Pellegrini è naturalmente un centrocampista di ruolo, ma i numeri della sua carriera mostrano come sia abituato a giocare in zone avanzate e a incidere sul gioco offensivo. In questa stagione ha giocato oltre 1.700 minuti con la Roma, segnando 3 gol e fornendo un assist, con una media di 0,25 gol per partita nelle competizioni di club. Nel corso delle sue stagioni in giallorosso ha dimostrato di sapersi inserire negli spazi e colpire, con una carriera che supera i 50 gol complessivi tra Serie A e coppe.
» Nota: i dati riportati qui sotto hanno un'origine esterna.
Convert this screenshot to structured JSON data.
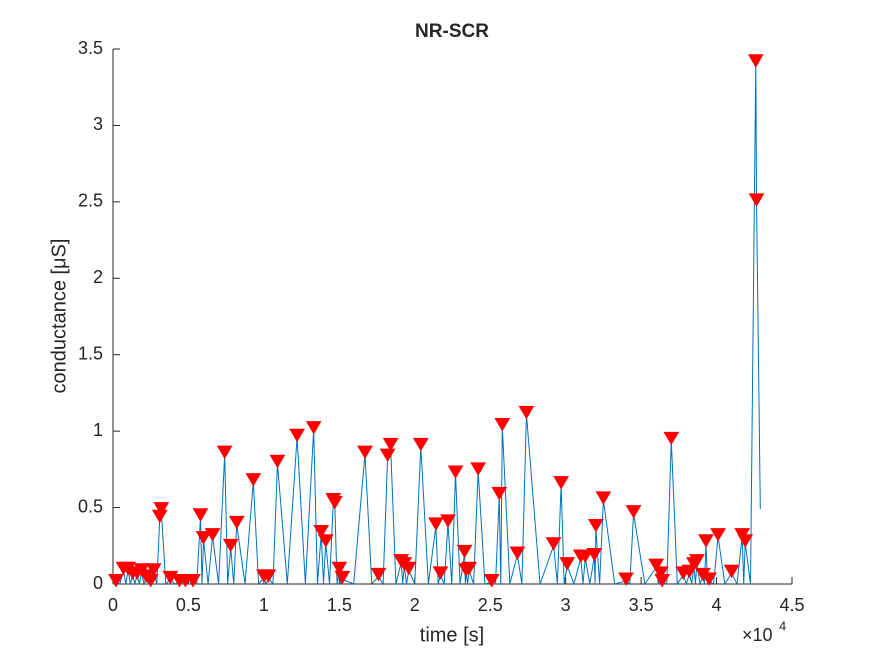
{
  "chart_data": {
    "type": "line",
    "title": "NR-SCR",
    "x_label": "time [s]",
    "y_label": "conductance [μS]",
    "x_multiplier": {
      "base": "×10",
      "power": "4"
    },
    "xlim": [
      0,
      4.5
    ],
    "xticks": [
      0,
      0.5,
      1,
      1.5,
      2,
      2.5,
      3,
      3.5,
      4,
      4.5
    ],
    "ylim": [
      0,
      3.5
    ],
    "yticks": [
      0,
      0.5,
      1,
      1.5,
      2,
      2.5,
      3,
      3.5
    ],
    "grid": false,
    "series": [
      {
        "color": "#0072BD",
        "marker": "none",
        "line": true,
        "x": [
          0,
          0.02,
          0.045,
          0.07,
          0.085,
          0.1,
          0.115,
          0.13,
          0.145,
          0.16,
          0.175,
          0.19,
          0.205,
          0.22,
          0.235,
          0.25,
          0.26,
          0.27,
          0.29,
          0.31,
          0.32,
          0.35,
          0.38,
          0.41,
          0.44,
          0.46,
          0.48,
          0.505,
          0.53,
          0.555,
          0.58,
          0.59,
          0.6,
          0.63,
          0.66,
          0.7,
          0.74,
          0.76,
          0.78,
          0.8,
          0.82,
          0.875,
          0.93,
          0.965,
          1.0,
          1.015,
          1.03,
          1.06,
          1.09,
          1.155,
          1.22,
          1.275,
          1.33,
          1.355,
          1.38,
          1.395,
          1.41,
          1.435,
          1.46,
          1.47,
          1.485,
          1.5,
          1.51,
          1.52,
          1.595,
          1.67,
          1.715,
          1.76,
          1.79,
          1.82,
          1.84,
          1.875,
          1.91,
          1.92,
          1.93,
          1.945,
          1.96,
          2.0,
          2.04,
          2.09,
          2.14,
          2.155,
          2.17,
          2.195,
          2.22,
          2.245,
          2.27,
          2.3,
          2.33,
          2.335,
          2.34,
          2.35,
          2.36,
          2.39,
          2.42,
          2.465,
          2.51,
          2.535,
          2.56,
          2.57,
          2.58,
          2.63,
          2.68,
          2.71,
          2.74,
          2.83,
          2.92,
          2.945,
          2.97,
          2.99,
          3.01,
          3.055,
          3.1,
          3.115,
          3.13,
          3.16,
          3.19,
          3.195,
          3.2,
          3.225,
          3.25,
          3.325,
          3.4,
          3.425,
          3.45,
          3.525,
          3.6,
          3.615,
          3.63,
          3.635,
          3.64,
          3.67,
          3.7,
          3.74,
          3.78,
          3.8,
          3.82,
          3.835,
          3.85,
          3.86,
          3.87,
          3.89,
          3.91,
          3.92,
          3.93,
          3.94,
          3.95,
          3.98,
          4.01,
          4.055,
          4.1,
          4.135,
          4.17,
          4.18,
          4.19,
          4.225,
          4.26,
          4.265,
          4.29
        ],
        "values": [
          0,
          0.01,
          0,
          0.09,
          0,
          0.09,
          0,
          0.06,
          0,
          0.06,
          0,
          0.08,
          0,
          0.04,
          0,
          0.01,
          0,
          0.08,
          0,
          0.43,
          0.48,
          0,
          0.03,
          0,
          0.01,
          0,
          0.01,
          0,
          0.01,
          0,
          0.44,
          0,
          0.29,
          0,
          0.31,
          0,
          0.85,
          0,
          0.24,
          0,
          0.39,
          0,
          0.67,
          0,
          0.04,
          0,
          0.04,
          0,
          0.79,
          0,
          0.96,
          0,
          1.01,
          0,
          0.33,
          0,
          0.27,
          0,
          0.54,
          0.52,
          0,
          0.09,
          0,
          0.03,
          0,
          0.85,
          0,
          0.05,
          0,
          0.83,
          0.9,
          0,
          0.14,
          0,
          0.12,
          0,
          0.09,
          0,
          0.9,
          0,
          0.38,
          0,
          0.06,
          0,
          0.4,
          0,
          0.72,
          0,
          0.2,
          0,
          0.08,
          0,
          0.09,
          0,
          0.74,
          0,
          0.01,
          0,
          0.58,
          0,
          1.03,
          0,
          0.19,
          0,
          1.11,
          0,
          0.25,
          0,
          0.65,
          0,
          0.12,
          0,
          0.17,
          0,
          0.17,
          0,
          0.18,
          0,
          0.37,
          0,
          0.55,
          0,
          0.02,
          0,
          0.46,
          0,
          0.11,
          0,
          0.06,
          0,
          0.01,
          0,
          0.94,
          0,
          0.06,
          0,
          0.07,
          0,
          0.12,
          0,
          0.14,
          0,
          0.05,
          0,
          0.27,
          0,
          0.02,
          0,
          0.31,
          0,
          0.07,
          0,
          0.31,
          0,
          0.27,
          0,
          3.41,
          2.5,
          0.49
        ]
      },
      {
        "color": "#FF0000",
        "marker": "triangle-down",
        "line": false,
        "x": [
          0.02,
          0.07,
          0.1,
          0.13,
          0.16,
          0.19,
          0.22,
          0.25,
          0.27,
          0.31,
          0.32,
          0.38,
          0.44,
          0.48,
          0.53,
          0.58,
          0.6,
          0.66,
          0.74,
          0.78,
          0.82,
          0.93,
          1.0,
          1.03,
          1.09,
          1.22,
          1.33,
          1.38,
          1.41,
          1.46,
          1.47,
          1.5,
          1.52,
          1.67,
          1.76,
          1.82,
          1.84,
          1.91,
          1.93,
          1.96,
          2.04,
          2.14,
          2.17,
          2.22,
          2.27,
          2.33,
          2.34,
          2.36,
          2.42,
          2.51,
          2.56,
          2.58,
          2.68,
          2.74,
          2.92,
          2.97,
          3.01,
          3.1,
          3.13,
          3.19,
          3.2,
          3.25,
          3.4,
          3.45,
          3.6,
          3.63,
          3.64,
          3.7,
          3.78,
          3.82,
          3.85,
          3.87,
          3.91,
          3.93,
          3.95,
          4.01,
          4.1,
          4.17,
          4.19,
          4.26,
          4.265
        ],
        "values": [
          0.01,
          0.09,
          0.09,
          0.06,
          0.06,
          0.08,
          0.04,
          0.01,
          0.08,
          0.43,
          0.48,
          0.03,
          0.01,
          0.01,
          0.01,
          0.44,
          0.29,
          0.31,
          0.85,
          0.24,
          0.39,
          0.67,
          0.04,
          0.04,
          0.79,
          0.96,
          1.01,
          0.33,
          0.27,
          0.54,
          0.52,
          0.09,
          0.03,
          0.85,
          0.05,
          0.83,
          0.9,
          0.14,
          0.12,
          0.09,
          0.9,
          0.38,
          0.06,
          0.4,
          0.72,
          0.2,
          0.08,
          0.09,
          0.74,
          0.01,
          0.58,
          1.03,
          0.19,
          1.11,
          0.25,
          0.65,
          0.12,
          0.17,
          0.17,
          0.18,
          0.37,
          0.55,
          0.02,
          0.46,
          0.11,
          0.06,
          0.01,
          0.94,
          0.06,
          0.07,
          0.12,
          0.14,
          0.05,
          0.27,
          0.02,
          0.31,
          0.07,
          0.31,
          0.27,
          3.41,
          2.5
        ]
      }
    ]
  }
}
Dal punto di vista tattico, l’idea di impiegare Pellegrini più avanzato non è rivoluzionaria: rispecchia il modello di attacco “fluidificante”, dove si richiede a chi gioca più alto di muoversi tra le linee, creare combinazioni e non essere un riferimento statico in profondità. Questo concetto è stato alla base del gioco di Gasperini in passato, con attaccanti in grado di interscambiarsi continuamente e creare spazi per i compagni.
Portare Pellegrini come prima punta consentirebbe alla Roma di avere un riferimento tecnico in area, capace di ricevere palla e proteggere l’azione, ma soprattutto di sfruttare la sua abilità nei passaggi filtranti e nei movimenti senza palla per creare superiorità numerica. In questo senso, affiancarlo a esterni dinamici come Soulé o Dybala permetterebbe di mantenere l’equilibrio tra gioco collettivo e pericolosità in zona gol.
Non è un esperimento privo di rischi. Pellegrini non è un centravanti di ruolo e non ha costruito la sua carriera come riferimento centrale d’attacco, ma le statistiche denotano come sia un giocatore che può contribuire alla fase offensiva con inserimenti utili e gol decisivi senza avere un numero 9 classico davanti. In questa fase di emergenza, una soluzione creativa e tatticamente pragmatica potrebbe rivelarsi quella che permette alla Roma di restare competitiva mentre il mercato trova la sua forma finale.
Una scelta di questo tipo, oltre ad offrire una risposta immediata alla mancanza di alternative in attacco, potrebbe anche rappresentare un modo per riallineare l’equilibrio offensivo della squadra, sfruttando al massimo la visione di gioco di Pellegrini e la qualità dei compagni alle sue spalle.